Canadian film director and producer Susan Papp will screen her latest documentary at York University. Titled The Black-Bearded Barbarian of Taiwan, the film documents the life of George Leslie Mackay (1844 -1901), a thin, black-bearded Canadian Christian preacher who walked the mountain trails of Taiwan. Reviled by most Chinese as a barbarian devil, pelted with abuse, threats and filth, Mackay persevered to become the most successful missionary of his generation.
Mackay is considered an important figure in Taiwan’s history, yet he is little-known in Canada outside of the Taiwanese community and the Presbyterian Church. Sent to Tamsui, Taiwan, by the Presbyterian Church in Canada, he began his mission on April 6, 1872, lodging in a rented stable with a borrowed bed and oil lamp. Mackay founded hospitals and schools, married a Taiwanese woman and became one of the earliest voices for human rights and democracy in Taiwan. He was buried in Tamsui.
Right: George Leslie Mackay
The Black-Bearded Barbarian follows Mackay’s life and reveals his extraordinary courage and foresight as one of the first Canadians to embrace a foreign people, not as ignorant heathen, but as human beings worthy of friendship, respect, equality and love.
Papp began her career in journalism at the CBC’s Radio Drama department in 1981 as a historical researcher. In 1988, Papp became a current affairs producer at the CBC. She developed a profile and reputation as an on-camera current affairs reporter specializing in social issues for CBC TV.

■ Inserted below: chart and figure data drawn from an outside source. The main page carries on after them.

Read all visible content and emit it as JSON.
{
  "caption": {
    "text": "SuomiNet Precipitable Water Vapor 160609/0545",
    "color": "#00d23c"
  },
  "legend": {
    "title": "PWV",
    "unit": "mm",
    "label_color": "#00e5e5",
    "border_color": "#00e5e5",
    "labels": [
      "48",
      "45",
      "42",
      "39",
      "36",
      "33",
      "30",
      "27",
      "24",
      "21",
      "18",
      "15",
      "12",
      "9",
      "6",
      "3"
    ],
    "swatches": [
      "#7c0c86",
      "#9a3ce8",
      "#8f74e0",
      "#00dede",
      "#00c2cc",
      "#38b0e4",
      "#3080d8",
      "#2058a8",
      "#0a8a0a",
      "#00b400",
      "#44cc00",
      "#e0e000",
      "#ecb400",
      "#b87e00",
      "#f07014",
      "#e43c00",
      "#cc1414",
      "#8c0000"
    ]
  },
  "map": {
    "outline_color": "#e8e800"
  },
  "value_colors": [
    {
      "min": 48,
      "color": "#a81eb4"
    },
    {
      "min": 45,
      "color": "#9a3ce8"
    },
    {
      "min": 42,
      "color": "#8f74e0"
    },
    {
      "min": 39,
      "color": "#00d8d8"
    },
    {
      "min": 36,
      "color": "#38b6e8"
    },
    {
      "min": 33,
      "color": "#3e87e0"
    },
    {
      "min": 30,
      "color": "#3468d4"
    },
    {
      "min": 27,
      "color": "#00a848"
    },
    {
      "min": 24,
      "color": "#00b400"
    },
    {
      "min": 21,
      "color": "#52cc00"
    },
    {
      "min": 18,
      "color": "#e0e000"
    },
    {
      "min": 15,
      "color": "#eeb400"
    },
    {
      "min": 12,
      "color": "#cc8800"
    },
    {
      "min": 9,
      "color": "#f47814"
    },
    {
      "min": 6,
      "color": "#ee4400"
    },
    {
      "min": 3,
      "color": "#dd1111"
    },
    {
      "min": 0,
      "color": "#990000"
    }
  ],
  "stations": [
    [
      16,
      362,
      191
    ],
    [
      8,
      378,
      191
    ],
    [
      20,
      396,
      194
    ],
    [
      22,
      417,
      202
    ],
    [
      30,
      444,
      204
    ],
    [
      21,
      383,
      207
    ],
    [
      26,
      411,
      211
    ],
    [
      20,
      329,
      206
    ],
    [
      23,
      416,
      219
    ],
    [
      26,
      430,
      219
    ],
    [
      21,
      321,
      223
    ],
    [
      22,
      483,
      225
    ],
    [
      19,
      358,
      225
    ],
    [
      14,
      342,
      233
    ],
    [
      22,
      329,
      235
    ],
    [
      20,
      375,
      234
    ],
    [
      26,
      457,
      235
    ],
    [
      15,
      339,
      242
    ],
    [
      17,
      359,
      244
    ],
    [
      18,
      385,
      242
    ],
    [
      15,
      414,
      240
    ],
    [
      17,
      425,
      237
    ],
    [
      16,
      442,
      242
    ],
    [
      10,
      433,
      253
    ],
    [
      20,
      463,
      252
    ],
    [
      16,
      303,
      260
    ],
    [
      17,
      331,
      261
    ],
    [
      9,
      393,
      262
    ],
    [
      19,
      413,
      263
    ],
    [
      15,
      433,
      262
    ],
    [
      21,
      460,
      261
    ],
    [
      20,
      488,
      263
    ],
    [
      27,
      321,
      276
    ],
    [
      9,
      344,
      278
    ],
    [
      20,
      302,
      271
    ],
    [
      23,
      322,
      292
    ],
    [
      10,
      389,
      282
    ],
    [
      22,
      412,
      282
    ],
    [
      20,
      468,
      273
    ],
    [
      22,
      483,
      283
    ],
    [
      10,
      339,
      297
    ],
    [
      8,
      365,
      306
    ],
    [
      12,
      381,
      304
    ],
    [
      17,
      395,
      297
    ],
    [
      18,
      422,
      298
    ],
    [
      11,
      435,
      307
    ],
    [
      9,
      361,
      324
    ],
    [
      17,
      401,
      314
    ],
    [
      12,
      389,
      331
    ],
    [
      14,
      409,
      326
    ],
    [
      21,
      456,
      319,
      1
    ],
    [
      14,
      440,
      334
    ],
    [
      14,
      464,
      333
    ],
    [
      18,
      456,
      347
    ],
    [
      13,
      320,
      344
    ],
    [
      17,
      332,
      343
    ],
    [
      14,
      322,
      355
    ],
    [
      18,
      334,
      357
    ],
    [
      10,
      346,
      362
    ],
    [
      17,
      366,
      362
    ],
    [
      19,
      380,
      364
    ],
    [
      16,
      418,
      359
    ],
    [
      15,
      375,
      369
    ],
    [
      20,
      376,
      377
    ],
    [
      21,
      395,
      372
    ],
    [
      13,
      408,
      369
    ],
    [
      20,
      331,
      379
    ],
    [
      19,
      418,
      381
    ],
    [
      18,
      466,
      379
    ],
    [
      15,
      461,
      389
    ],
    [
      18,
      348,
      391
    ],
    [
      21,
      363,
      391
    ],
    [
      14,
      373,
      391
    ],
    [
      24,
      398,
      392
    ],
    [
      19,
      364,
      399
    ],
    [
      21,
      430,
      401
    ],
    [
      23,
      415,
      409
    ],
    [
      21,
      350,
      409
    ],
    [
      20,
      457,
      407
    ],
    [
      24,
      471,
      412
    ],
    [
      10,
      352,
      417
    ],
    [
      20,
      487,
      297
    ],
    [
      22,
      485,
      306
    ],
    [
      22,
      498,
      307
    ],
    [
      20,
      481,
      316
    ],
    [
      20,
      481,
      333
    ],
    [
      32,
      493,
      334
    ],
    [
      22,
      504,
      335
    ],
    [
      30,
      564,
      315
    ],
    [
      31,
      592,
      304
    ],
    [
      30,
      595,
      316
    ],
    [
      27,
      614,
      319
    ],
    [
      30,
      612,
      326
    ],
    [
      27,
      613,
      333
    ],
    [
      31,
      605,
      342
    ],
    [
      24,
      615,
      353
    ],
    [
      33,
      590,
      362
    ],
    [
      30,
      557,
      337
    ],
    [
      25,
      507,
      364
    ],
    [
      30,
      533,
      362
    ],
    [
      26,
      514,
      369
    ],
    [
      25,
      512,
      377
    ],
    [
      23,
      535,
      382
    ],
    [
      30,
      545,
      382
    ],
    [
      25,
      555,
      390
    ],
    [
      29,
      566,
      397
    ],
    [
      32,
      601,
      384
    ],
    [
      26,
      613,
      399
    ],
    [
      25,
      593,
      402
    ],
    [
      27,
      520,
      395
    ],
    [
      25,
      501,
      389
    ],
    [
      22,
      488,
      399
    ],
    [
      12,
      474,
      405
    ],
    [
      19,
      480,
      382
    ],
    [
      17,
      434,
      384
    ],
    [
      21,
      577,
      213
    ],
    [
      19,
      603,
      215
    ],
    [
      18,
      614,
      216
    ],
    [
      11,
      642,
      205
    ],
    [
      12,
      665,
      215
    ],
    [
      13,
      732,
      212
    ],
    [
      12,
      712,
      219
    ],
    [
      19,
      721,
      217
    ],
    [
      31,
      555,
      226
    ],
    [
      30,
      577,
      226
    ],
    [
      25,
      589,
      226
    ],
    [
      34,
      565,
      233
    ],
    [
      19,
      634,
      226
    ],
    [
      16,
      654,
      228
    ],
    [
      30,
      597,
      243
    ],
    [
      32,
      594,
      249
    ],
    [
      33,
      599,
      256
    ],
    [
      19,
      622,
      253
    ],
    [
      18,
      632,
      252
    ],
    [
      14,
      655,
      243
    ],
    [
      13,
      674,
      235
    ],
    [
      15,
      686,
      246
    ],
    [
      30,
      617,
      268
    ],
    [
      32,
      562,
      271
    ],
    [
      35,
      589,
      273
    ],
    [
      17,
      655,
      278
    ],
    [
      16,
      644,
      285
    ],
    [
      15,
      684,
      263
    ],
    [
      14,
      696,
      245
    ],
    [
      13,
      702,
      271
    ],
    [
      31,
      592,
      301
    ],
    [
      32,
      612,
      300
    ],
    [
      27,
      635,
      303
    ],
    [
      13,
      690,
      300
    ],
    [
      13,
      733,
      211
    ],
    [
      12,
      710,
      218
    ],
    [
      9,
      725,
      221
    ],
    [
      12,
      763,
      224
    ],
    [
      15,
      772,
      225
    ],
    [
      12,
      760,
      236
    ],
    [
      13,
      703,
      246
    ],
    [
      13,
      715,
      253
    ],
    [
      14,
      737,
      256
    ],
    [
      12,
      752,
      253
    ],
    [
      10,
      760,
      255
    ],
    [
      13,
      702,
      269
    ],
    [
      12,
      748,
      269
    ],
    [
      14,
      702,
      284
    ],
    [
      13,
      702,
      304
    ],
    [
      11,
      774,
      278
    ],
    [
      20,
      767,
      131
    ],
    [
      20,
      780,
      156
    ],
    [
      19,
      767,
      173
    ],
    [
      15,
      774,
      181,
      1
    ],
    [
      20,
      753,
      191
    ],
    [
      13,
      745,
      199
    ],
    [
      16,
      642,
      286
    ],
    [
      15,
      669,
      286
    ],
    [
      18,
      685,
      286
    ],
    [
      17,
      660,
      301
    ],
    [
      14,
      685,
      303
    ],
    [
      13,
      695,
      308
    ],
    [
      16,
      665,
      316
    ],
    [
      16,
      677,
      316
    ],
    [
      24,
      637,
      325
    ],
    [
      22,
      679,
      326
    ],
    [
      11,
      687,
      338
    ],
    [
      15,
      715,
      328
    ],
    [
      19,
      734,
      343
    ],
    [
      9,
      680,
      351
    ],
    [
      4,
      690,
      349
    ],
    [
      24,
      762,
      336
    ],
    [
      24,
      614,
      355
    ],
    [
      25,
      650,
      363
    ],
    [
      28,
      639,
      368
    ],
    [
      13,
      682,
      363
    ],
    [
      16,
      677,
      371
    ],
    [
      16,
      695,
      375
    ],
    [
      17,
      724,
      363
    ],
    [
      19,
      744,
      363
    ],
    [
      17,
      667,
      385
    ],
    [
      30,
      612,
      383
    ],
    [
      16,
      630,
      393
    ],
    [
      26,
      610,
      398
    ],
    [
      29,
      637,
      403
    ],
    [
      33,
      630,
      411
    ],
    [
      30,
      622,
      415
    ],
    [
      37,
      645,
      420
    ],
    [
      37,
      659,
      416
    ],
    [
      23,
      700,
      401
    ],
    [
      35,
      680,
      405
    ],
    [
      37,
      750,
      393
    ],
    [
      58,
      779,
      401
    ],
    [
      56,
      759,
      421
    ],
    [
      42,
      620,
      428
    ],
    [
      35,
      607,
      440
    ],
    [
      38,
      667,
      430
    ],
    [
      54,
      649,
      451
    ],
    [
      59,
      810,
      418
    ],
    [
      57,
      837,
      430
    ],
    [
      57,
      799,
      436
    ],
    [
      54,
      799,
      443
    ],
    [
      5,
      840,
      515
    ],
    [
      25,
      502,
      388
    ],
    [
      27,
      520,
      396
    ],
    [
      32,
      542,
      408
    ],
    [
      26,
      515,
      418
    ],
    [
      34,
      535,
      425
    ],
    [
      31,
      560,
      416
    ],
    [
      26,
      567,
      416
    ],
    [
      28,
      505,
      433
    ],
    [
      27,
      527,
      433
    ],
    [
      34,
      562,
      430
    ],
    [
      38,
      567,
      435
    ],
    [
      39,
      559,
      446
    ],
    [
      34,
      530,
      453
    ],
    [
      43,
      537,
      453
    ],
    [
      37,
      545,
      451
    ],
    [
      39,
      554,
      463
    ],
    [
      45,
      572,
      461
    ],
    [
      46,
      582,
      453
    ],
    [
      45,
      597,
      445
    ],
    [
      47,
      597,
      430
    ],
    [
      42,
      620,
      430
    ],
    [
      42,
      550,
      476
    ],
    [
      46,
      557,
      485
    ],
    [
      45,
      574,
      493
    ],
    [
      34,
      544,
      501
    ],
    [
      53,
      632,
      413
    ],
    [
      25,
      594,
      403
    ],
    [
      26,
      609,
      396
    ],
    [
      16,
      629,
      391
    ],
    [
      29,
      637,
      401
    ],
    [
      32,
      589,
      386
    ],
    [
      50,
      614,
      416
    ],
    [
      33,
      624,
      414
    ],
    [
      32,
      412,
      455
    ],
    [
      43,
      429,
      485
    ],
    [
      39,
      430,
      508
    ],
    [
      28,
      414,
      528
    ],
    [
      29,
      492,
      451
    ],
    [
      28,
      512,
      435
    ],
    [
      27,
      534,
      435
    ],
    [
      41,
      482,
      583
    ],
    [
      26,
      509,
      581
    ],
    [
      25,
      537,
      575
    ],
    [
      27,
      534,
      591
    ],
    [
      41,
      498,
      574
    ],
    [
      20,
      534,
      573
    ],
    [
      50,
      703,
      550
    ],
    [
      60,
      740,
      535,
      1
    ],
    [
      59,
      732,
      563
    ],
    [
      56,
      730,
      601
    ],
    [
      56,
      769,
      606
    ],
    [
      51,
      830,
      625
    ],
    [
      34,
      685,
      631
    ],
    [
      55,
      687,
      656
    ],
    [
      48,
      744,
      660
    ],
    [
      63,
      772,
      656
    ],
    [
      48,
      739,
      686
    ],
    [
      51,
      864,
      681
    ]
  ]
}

In 1991,she was chosen to work as field producer for "The Journal" and its subsequent retitled version "Prime Time News". In 1993, while on leave of absence from the CBC, Papp founded her own television production company, Postmodern Productions. Her first independently produced film, Debris of War, an hour-long documentary on the trauma of the war in the former Yugoslavia, was awarded the Canadian Ethnic Journalists and Writers Award for Best Documentary.
Left: George Leslie Mackay (second from the left) practising dentistry in Taiwan (circa 1890) with assistants A Hoa (centre, in hat) and Koa Kau (right)
In 1998, Papp produced and directed Hundred Something – The World of the Oldest Old, a one-hour documentary for Discovery Channel. In 1999, she produced and directed Monuments in Miniature, an arts documentary for Bravo! She has served on many film festival juries, including the International Emmy Awards.
Papp teaches in the School of Journalism at Ryerson University. She is adjunct scholar at the Multicultural History Society of Ontario.
The Black Bearded Barbarian of Taiwan will be shown today, at 2pm, at the Bethune Gallery on York’s Keele campus. The screening is free and open to members of the York community.